T — Take ownership of your relationships. Leadership, she argued, begins with the deliberate stewardship of the people around you. Relationships are not incidental to a career. They are infrastructure.

H — Honour God. She spoke openly about faith as a steadying force, an anchor that keeps ambition tethered to something larger than the self.

R — Recharge and refresh. Mental and physical health, she insisted, are not luxuries to be deferred until the work is done. Leaders who neglect their well-being eventually have less to give.

I — Invest in your growth. Continuous and heavy investment in personal development is, in her telling, the price of staying relevant. The learning never ends.

V — Value your work. She pressed the fellows on identity and brand. What do you stand for? Do you create value? Who, in truth, are you? The questions were not rhetorical.

E — Embrace setbacks. Failure, she said, is not the opposite of progress but a part of it. The leaders who endure are the ones who learn to metabolise disappointment rather than be defeated by it.

The people behind the leader

If one theme threaded the entire conversation, it was relationships. Mrs Oni was candid that she did not arrive at the top of Nigerian banking alone. She credited the steady support of family, her parents and her husband, alongside the mentors, friends, coaches and sponsors who shaped her at different stages.

She drew a sharp and useful distinction between a mentor and a coach, two roles often conflated and rarely understood, and she traced much of her progress back to a foundation of Nigerian cultural values: hard work, honesty and integrity, courtesy and respect. These, she told the fellows, are not relics. They are the very qualities that have earned her trust and opened doors throughout her journey.

“You need people,” was the message, delivered without sentiment. Relationships, she explained, must be managed and nurtured with the same seriousness one brings to any other discipline. Time must be managed with equal care.

On believing, and risking

Perhaps the most resonant moment came when Mrs Oni spoke about self-belief. She admitted that becoming the MD/CEO of Standard Chartered Bank, Sierra Leone, did not cross her mind – not because she was unqualified, but because she didn’t think she would get it. Encouraged by her husband, she applied anyway, and she got it!

That appointment would later see her make history as the first woman to lead a Standard Chartered Bank operation in her market.

The Union Bank of Nigeria appointment told a similar story. She had not even known the position existed after the CBN’s intervention. It came to her through relationships; through the quiet networks of people who knew her work and recommended her name while she was unaware in faraway Sierra Leone.

The lesson she left with the fellows was unambiguous. Believe in yourself. Take the risk. Put in for the thing you are not yet certain you deserve, because the opportunity you are waiting for may be one you cannot see, reaching you through someone you have not yet met.

Why this matters

Engagements of this kind are easy to underestimate. They produce no headlines about balance sheets and no immediate line on a financial statement. Yet they speak to something Union Bank has long understood: that institutions endure when they invest in people, and that leadership is built one honest conversation at a time.
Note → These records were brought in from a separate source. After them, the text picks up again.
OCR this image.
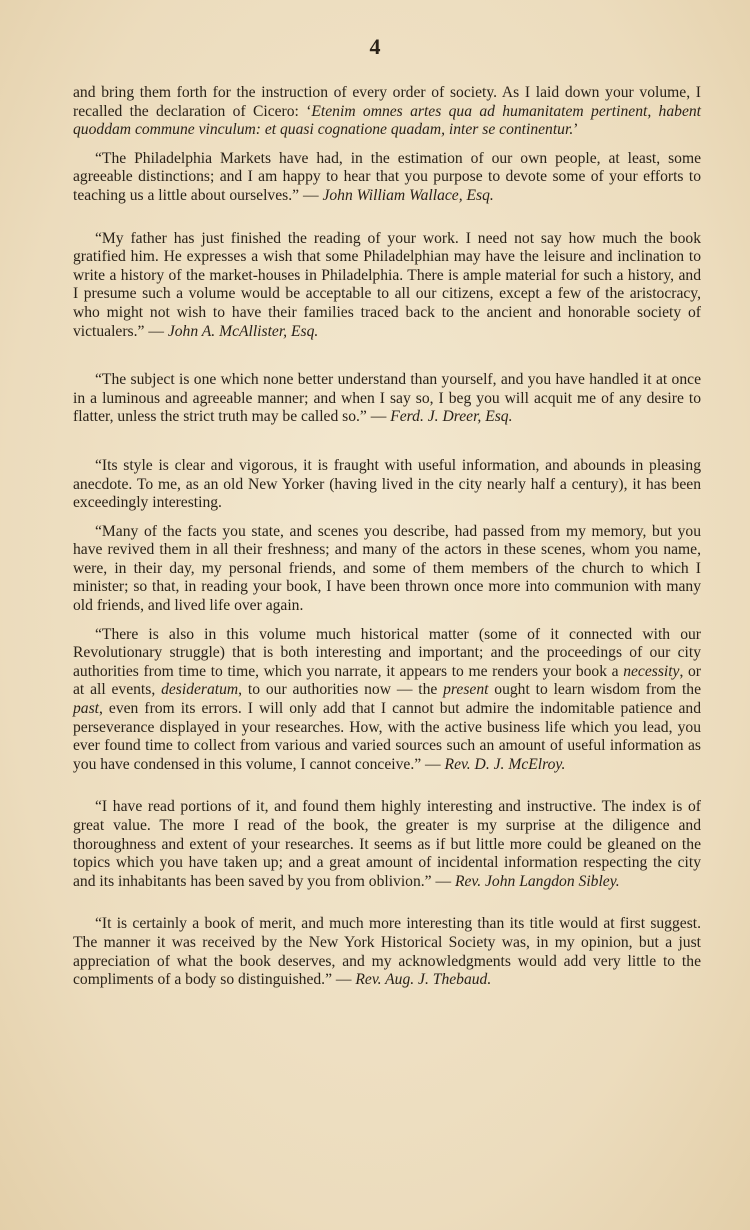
4

and bring them forth for the instruction of every order of society. As I laid down your volume, I recalled the declaration of Cicero: ‘Etenim omnes artes qua ad humanitatem pertinent, habent quoddam commune vinculum: et quasi cognatione quadam, inter se continentur.’

“The Philadelphia Markets have had, in the estimation of our own people, at least, some agreeable distinctions; and I am happy to hear that you purpose to devote some of your efforts to teaching us a little about ourselves.” — John William Wallace, Esq.

“My father has just finished the reading of your work. I need not say how much the book gratified him. He expresses a wish that some Philadelphian may have the leisure and inclination to write a history of the market-houses in Philadelphia. There is ample material for such a history, and I presume such a volume would be acceptable to all our citizens, except a few of the aristocracy, who might not wish to have their families traced back to the ancient and honorable society of victualers.” — John A. McAllister, Esq.

“The subject is one which none better understand than yourself, and you have handled it at once in a luminous and agreeable manner; and when I say so, I beg you will acquit me of any desire to flatter, unless the strict truth may be called so.” — Ferd. J. Dreer, Esq.

“Its style is clear and vigorous, it is fraught with useful information, and abounds in pleasing anecdote. To me, as an old New Yorker (having lived in the city nearly half a century), it has been exceedingly interesting.

“Many of the facts you state, and scenes you describe, had passed from my memory, but you have revived them in all their freshness; and many of the actors in these scenes, whom you name, were, in their day, my personal friends, and some of them members of the church to which I minister; so that, in reading your book, I have been thrown once more into communion with many old friends, and lived life over again.

“There is also in this volume much historical matter (some of it connected with our Revolutionary struggle) that is both interesting and important; and the proceedings of our city authorities from time to time, which you narrate, it appears to me renders your book a necessity, or at all events, desideratum, to our authorities now — the present ought to learn wisdom from the past, even from its errors. I will only add that I cannot but admire the indomitable patience and perseverance displayed in your researches. How, with the active business life which you lead, you ever found time to collect from various and varied sources such an amount of useful information as you have condensed in this volume, I cannot conceive.” — Rev. D. J. McElroy.

“I have read portions of it, and found them highly interesting and instructive. The index is of great value. The more I read of the book, the greater is my surprise at the diligence and thoroughness and extent of your researches. It seems as if but little more could be gleaned on the topics which you have taken up; and a great amount of incidental information respecting the city and its inhabitants has been saved by you from oblivion.” — Rev. John Langdon Sibley.

“It is certainly a book of merit, and much more interesting than its title would at first suggest. The manner it was received by the New York Historical Society was, in my opinion, but a just appreciation of what the book deserves, and my acknowledgments would add very little to the compliments of a body so distinguished.” — Rev. Aug. J. Thebaud.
Credit is due to the Africa Leadership Initiative, West Africa, whose facilitation of the Lateef Jakande Leadership Academy continues to shape young Nigerians of real promise, and to the Academy itself for the rigour of a process that turned 25,000 hopefuls into 30 fellows ready to lead.

For Yetunde B. Oni, the afternoon was less about what she had achieved than about what she was willing to give: her time, her story and her counsel, offered freely to those coming after her. It is, in the end, what the best leaders do. They light the path for the next generation, and they THRIVE.